Seperti yang sudah dinyatakan sebelumnya konflik Yaman adalah konflik sekretarian antara mahzab sunni dengan syiah. Demografi warga negara Yaman pasca bersatunya Yaman utara dan selatan tahun 1990, senantiasa menyaksikan krisis dan perang saudara. Para penduduk Yaman selatan yang ingin merdeka, aktivitas kelompok Al-Qaeda dan konflik bersenjata di Provinsi Saadah dengan pemerintah Yaman termasuk ketegangan yang dihadapi pemerintah Ali Abdul Saleh, Presiden Yaman selama beberapa tahun terakhir[2]

Sekitar 42 persen dari populasi penduduk Yaman bermazhab Syiah dan dari kelompok ini dibagi menjadi tiga kategori; Zaidiah yang mayoritas, Ismailiah dan Itsna ‘Asyari (12 Imam). Mayoritas penduduk 20 juta negeri Yaman bermazhab Ahli Sunnah dan setelah itu adalah pemeluk mazhab Syiah Zaidiah.
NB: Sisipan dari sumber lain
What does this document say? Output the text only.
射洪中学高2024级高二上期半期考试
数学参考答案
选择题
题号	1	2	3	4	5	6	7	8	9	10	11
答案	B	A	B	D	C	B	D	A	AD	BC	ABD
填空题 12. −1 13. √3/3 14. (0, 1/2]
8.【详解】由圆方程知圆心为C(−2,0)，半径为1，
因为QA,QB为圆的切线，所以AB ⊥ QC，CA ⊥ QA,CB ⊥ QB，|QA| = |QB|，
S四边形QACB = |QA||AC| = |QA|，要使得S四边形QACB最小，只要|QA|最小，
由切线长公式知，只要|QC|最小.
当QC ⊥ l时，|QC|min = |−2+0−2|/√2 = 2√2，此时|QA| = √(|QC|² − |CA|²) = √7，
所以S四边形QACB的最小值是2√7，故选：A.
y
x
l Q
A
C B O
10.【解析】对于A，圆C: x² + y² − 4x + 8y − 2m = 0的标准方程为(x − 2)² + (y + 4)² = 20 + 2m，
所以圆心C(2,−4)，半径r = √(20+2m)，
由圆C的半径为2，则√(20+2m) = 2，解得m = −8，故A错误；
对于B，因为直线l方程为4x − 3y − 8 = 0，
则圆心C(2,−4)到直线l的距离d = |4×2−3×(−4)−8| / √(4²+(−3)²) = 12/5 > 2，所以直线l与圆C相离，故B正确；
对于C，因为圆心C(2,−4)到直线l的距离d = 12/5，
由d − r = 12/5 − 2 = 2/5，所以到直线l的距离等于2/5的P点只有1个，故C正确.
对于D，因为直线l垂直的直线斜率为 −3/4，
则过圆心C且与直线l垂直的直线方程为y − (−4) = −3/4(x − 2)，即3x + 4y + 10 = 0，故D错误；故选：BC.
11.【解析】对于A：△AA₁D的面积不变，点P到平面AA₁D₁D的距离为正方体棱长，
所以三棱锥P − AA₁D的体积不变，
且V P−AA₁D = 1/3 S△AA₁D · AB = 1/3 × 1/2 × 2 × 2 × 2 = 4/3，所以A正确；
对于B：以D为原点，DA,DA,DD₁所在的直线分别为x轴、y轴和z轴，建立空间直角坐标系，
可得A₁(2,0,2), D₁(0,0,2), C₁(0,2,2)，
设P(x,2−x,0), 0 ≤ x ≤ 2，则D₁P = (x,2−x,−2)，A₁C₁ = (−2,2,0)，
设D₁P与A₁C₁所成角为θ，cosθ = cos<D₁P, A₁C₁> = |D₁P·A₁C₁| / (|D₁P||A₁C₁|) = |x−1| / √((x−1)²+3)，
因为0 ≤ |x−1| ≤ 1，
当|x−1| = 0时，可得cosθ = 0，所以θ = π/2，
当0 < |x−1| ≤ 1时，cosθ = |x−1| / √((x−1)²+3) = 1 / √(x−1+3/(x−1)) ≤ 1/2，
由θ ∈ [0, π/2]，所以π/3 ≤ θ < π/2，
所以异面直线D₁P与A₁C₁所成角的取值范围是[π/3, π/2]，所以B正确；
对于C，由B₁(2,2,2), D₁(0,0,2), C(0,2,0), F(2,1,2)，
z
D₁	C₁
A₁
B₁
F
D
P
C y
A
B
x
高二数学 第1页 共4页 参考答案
Mencermati kondisi kehidupan orang-orang Syiah Yaman dapat memperjelas satu masalah betapa sepanjang kekuasaan pemerintah Yaman, mereka senantiasa menghadapi berbagai masalah. Orang-orang Syiah Yaman tidak diberi hak untuk mendirikan sekolah-sekolah agama khusus Syiah. Mereka kerap disiksa dan dijebloskan ke penjara, tidak hanya orang biasa tapi juga para ulama. Mereka dilarang untuk menyelenggarakan peraan khas Syiah seperti Idul Ghadir. Dan secara terang-terangan pemerintah membakar buku-buku Nahjul Balaghah dan Shahifah Sajjadiah. Semua ini hanya sebagian perlakuan diskriminatif yang diterapkan pemerintah terhadap mereka.
Sebuah kondisi demografi yang sangat tepat untuk konflik sekretarian...

Momentum Kebangkitan Kelompok Syiah Houthi

Agustus 2014, pimpinan Huthi, Abdulmalek al Houthi yang didukung ribuan demonstran yang turun ke jalanan menuntut pemerintah Yaman yang dipimpin presiden Abedrabbo Mansour Hadi membatalkan pencabutan subsidi BBM yang diumumkan sebulan sebelumnya[3]
Sejatinya kelompok ini memrotes aksi-aksi pemerintah yang ingin membatasi kelompok ini agar beraktivitas di bidang agama, politik dan upaya untuk memusnahkan budaya dan keyakinan Zaidiah dan kebijakan diskriminatif pemerintah dalam membangun Saadah.

Kelompok ini menganut fajam Syiah Saidismus yang sudah mengakar di kawasan itu sejak 1000 tahun. Gerakan pendidikan dan kebudayaan itu berubah menjadi gerakan bersenjata, setelah pendirinya Hussein al Huothi terbunuh oleh serdadu yang dikirimkan presiden Ali Abdullah Saleeh pada tahun 2004. Ketika itu kaum Huthi mendukung aksi protes terhadap presiden Saleh di sebuah mesjid di Sanaa. Kaum Huthi juga berperan besar dalam gerakan yang menumbangkan presiden Saleh pada 2011. Para analis politik dari Amerika menyebutkan, sebetulnya kaum Huthi hanya menuntut pembagian kekuasaan lebih besar dalam pemerintahan nasional. Juga kelompok Syiah ini ingin menggolkan tuntutannya bagi otonomi luas kawasan Saadah di utara Yaman. Tapi sejarah menunjukkan, sikap ngotot presiden Mansour Hadi yang didukung kaum Sunni di Arab Saudi memicu perang sektarian di Yaman. Kini pemberontak Huthi praktis seudah menguasai seluruh Yaman yang dalam keadaan vakum kekuasaan ditinggal kabur presidennya untuk meminta perlindungan ke Arab Saudi.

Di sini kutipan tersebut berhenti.